As I’ve said before, my counseling psychology program—while so good in so many ways—never seems to address stepfamily issues directly or at any length. I know, there’s a  lot to smash into two or three years of coursework. Still, it’s a big gap. Most of my colleagues will emerge with fresh master’s degrees but no understanding of stepfamily concerns and dynamics.

Job security for me? Okay, maybe. But I know so many stepparents who have been burned by ignorant therapists that I can’t feel comfortable about the oversight.

One required class is called “Counseling for Contemporary Issues”—and I was sure that this would cover some stepfamily basics. But no! I haven’t taken it yet, but I’ve heard that it’s about unsavory things such as alcoholism and child abuse. (Yeah…I guess that stuff is important too.)

Well, recently my school started offering the option to qualify for a very similar, but slightly different, counseling license. In doing so, they launched a second, followup contemporary issues class. It’s brand-new next year, so I haven’t heard anything about it, but I’m really hoping that stepfamilies (and other emerging family structures) are covered. And since I’m going for both licenses, I’ll be slotted to take that class in the next year or so. Here’s to hoping that they’ve corrected this huge omission in the curriculum.

I began my counseling psychology program intending to specialize in stepfamily issues. Daunted by the difficulty of couple’s counseling (yes, I’ll admit it! It’s freaking scary!), and therefore even more frightened of family therapy (though I haven’t taken that class yet), I was starting to think that my goals were going to have to undergo a significant shift.

Luckily, I’ve landed on a modality that really feels like it could be the perfect fit for me. This past quarter I finally took the beginning group therapy course. Every student in the class also had to participate in a small therapy group (as a member). And though my group was composed of mostly young women, none with children or stepchildren, I felt a level of support and empathy from these women that reminded me profoundly of the wonderful, life-changing experiences I’ve had with online forums for stepmoms.

If you’ve ever joined such a forum, can you remember the incredible relief and happiness you felt upon realizing that you’d found a whole community of women who understand you and your struggles? The isolation stepmothers feel is often so complete and so deadly, and I believe there is immense therapeutic power in simply not feeling alone.

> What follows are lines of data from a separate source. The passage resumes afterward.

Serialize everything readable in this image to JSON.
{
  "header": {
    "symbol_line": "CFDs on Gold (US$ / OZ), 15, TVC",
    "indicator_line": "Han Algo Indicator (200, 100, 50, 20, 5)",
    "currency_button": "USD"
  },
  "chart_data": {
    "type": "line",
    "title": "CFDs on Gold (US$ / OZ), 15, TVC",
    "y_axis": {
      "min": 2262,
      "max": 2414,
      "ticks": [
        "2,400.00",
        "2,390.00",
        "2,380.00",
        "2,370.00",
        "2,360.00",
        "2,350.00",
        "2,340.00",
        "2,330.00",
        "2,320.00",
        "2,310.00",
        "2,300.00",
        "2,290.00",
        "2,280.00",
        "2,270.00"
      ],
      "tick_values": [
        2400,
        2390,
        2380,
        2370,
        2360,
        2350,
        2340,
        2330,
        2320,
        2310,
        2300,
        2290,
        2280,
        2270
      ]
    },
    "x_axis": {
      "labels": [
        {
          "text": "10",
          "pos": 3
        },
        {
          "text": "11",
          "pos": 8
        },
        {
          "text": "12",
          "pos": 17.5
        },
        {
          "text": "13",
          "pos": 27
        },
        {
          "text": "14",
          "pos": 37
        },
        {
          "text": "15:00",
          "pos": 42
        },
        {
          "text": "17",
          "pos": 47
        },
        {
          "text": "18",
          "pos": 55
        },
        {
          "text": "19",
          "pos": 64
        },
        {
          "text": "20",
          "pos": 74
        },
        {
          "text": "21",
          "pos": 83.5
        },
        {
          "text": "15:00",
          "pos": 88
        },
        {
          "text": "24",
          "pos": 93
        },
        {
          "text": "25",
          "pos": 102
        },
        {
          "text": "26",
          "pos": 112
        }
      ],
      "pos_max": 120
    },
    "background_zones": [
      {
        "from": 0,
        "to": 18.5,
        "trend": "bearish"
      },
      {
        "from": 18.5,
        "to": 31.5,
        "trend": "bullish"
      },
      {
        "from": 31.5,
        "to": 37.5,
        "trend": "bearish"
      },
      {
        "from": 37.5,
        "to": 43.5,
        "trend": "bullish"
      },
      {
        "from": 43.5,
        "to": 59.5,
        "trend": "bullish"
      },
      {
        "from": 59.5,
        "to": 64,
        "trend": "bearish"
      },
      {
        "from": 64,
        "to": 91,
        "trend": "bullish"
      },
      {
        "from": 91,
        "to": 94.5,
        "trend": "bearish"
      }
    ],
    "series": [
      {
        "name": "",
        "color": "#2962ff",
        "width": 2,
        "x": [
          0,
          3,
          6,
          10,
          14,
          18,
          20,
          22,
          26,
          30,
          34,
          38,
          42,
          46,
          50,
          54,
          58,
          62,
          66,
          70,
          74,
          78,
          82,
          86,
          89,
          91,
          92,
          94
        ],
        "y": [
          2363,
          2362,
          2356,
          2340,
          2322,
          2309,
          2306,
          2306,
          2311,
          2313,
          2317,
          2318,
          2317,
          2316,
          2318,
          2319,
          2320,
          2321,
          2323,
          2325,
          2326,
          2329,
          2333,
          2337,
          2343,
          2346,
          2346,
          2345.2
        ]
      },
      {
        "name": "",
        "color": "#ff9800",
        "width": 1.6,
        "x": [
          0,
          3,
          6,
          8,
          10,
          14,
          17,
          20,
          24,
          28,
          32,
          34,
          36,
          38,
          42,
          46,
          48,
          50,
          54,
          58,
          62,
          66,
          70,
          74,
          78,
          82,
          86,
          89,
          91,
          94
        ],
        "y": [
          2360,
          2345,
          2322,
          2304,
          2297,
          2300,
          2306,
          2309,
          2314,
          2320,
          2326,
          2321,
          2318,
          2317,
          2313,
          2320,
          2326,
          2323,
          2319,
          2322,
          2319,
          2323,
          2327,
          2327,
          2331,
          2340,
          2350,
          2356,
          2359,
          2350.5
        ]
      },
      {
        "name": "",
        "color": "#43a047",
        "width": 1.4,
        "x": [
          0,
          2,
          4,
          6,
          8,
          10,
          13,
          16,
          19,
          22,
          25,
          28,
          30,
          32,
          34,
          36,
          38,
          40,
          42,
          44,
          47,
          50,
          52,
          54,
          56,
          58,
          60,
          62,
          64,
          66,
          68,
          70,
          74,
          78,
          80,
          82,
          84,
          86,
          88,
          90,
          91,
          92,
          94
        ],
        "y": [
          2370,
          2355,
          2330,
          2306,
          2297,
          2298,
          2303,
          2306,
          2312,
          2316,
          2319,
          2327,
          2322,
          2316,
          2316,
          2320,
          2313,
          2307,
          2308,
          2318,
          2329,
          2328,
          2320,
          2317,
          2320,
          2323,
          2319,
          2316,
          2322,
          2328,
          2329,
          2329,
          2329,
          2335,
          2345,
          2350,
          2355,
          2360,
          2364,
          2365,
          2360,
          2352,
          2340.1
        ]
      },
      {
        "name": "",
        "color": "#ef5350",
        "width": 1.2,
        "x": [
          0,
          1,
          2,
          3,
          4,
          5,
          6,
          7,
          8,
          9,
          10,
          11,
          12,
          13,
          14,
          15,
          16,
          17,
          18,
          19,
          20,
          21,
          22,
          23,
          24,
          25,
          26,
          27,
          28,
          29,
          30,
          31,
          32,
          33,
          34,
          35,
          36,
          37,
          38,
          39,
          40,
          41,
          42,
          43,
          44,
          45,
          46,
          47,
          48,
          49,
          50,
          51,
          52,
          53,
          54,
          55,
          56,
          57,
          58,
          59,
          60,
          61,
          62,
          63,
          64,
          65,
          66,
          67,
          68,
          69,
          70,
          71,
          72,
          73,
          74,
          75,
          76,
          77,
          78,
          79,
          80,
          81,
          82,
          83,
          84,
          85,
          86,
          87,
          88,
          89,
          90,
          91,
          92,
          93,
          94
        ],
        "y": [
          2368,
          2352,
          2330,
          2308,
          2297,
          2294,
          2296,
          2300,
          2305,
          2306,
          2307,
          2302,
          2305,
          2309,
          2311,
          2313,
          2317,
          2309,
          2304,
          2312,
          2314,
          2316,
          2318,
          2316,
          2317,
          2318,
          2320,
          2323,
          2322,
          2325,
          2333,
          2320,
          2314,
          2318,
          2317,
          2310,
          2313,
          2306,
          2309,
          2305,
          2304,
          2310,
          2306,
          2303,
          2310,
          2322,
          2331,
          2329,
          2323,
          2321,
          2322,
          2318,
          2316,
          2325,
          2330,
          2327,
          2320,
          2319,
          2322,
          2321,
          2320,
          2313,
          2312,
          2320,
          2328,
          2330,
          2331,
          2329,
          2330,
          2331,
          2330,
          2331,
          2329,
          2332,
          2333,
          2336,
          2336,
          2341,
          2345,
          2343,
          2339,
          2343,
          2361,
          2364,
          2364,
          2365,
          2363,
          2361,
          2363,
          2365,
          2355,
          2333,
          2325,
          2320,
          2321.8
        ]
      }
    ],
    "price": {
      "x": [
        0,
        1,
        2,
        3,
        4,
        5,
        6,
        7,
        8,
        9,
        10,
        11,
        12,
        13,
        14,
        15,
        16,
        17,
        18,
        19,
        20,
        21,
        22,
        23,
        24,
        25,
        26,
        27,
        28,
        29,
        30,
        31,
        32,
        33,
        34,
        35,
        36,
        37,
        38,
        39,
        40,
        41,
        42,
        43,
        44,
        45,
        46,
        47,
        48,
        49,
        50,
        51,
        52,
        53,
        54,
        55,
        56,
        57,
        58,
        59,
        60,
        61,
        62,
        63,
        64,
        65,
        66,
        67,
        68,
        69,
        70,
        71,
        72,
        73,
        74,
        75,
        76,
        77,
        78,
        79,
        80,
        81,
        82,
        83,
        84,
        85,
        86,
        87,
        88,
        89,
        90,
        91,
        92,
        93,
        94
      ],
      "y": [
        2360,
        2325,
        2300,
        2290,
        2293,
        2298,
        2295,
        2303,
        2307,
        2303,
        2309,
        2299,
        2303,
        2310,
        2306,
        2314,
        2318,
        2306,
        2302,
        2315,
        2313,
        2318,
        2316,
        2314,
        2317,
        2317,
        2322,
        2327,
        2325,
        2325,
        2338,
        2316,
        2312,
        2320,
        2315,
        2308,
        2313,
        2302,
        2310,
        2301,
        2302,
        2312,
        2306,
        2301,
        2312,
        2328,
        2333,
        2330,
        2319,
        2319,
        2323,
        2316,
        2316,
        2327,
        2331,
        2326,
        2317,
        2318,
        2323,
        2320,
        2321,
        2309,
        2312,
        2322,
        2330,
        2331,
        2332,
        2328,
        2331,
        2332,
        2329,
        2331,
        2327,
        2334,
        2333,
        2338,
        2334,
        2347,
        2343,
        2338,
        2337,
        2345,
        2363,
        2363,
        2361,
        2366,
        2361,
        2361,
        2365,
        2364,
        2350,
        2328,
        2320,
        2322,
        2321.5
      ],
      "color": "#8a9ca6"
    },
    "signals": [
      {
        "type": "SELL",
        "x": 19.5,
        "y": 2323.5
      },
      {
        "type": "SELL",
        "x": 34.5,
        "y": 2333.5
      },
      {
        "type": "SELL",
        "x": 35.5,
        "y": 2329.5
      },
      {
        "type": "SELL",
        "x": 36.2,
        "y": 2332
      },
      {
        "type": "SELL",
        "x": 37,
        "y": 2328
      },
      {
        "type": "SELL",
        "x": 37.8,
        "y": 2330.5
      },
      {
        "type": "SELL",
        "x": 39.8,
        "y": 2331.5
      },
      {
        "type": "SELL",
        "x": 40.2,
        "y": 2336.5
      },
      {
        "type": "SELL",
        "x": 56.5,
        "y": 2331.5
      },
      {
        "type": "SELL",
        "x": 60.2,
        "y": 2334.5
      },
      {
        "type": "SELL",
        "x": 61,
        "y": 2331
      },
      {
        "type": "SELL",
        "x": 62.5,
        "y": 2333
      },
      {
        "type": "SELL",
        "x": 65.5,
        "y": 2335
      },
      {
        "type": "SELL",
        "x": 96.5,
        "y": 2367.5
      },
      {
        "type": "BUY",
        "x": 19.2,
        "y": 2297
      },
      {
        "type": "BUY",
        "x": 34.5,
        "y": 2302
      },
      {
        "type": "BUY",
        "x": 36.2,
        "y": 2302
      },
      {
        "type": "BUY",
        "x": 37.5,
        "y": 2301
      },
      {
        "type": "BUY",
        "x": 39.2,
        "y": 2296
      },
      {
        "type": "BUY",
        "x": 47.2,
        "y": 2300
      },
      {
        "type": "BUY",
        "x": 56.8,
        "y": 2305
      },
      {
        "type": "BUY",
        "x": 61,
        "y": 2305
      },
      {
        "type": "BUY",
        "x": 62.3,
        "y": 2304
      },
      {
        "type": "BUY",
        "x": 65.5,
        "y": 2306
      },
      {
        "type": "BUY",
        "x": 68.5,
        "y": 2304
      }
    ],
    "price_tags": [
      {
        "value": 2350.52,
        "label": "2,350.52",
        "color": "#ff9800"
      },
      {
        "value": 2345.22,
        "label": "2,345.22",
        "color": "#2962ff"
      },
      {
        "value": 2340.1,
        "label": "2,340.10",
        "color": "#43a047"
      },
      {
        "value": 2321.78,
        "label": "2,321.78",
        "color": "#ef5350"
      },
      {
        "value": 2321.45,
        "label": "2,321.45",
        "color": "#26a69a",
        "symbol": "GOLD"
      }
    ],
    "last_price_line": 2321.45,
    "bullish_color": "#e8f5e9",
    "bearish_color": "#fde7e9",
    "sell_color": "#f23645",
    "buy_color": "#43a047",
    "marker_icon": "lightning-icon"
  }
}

I want to bring this curative feeling of belonging, acceptance, and support to stepmoms in my local community. The group therapy format is absolutely perfect, perhaps even better than individual therapy in many cases: it ends the isolation, it encourages members to share stories and suggest ideas, and it’s a very cost-effective way to provide much-needed sanity to multiple people on a regular basis.

This summer I’ll be taking the advanced group course. I’m so excited to have landed upon the specialty that I believe will truly help the people closest to my heart.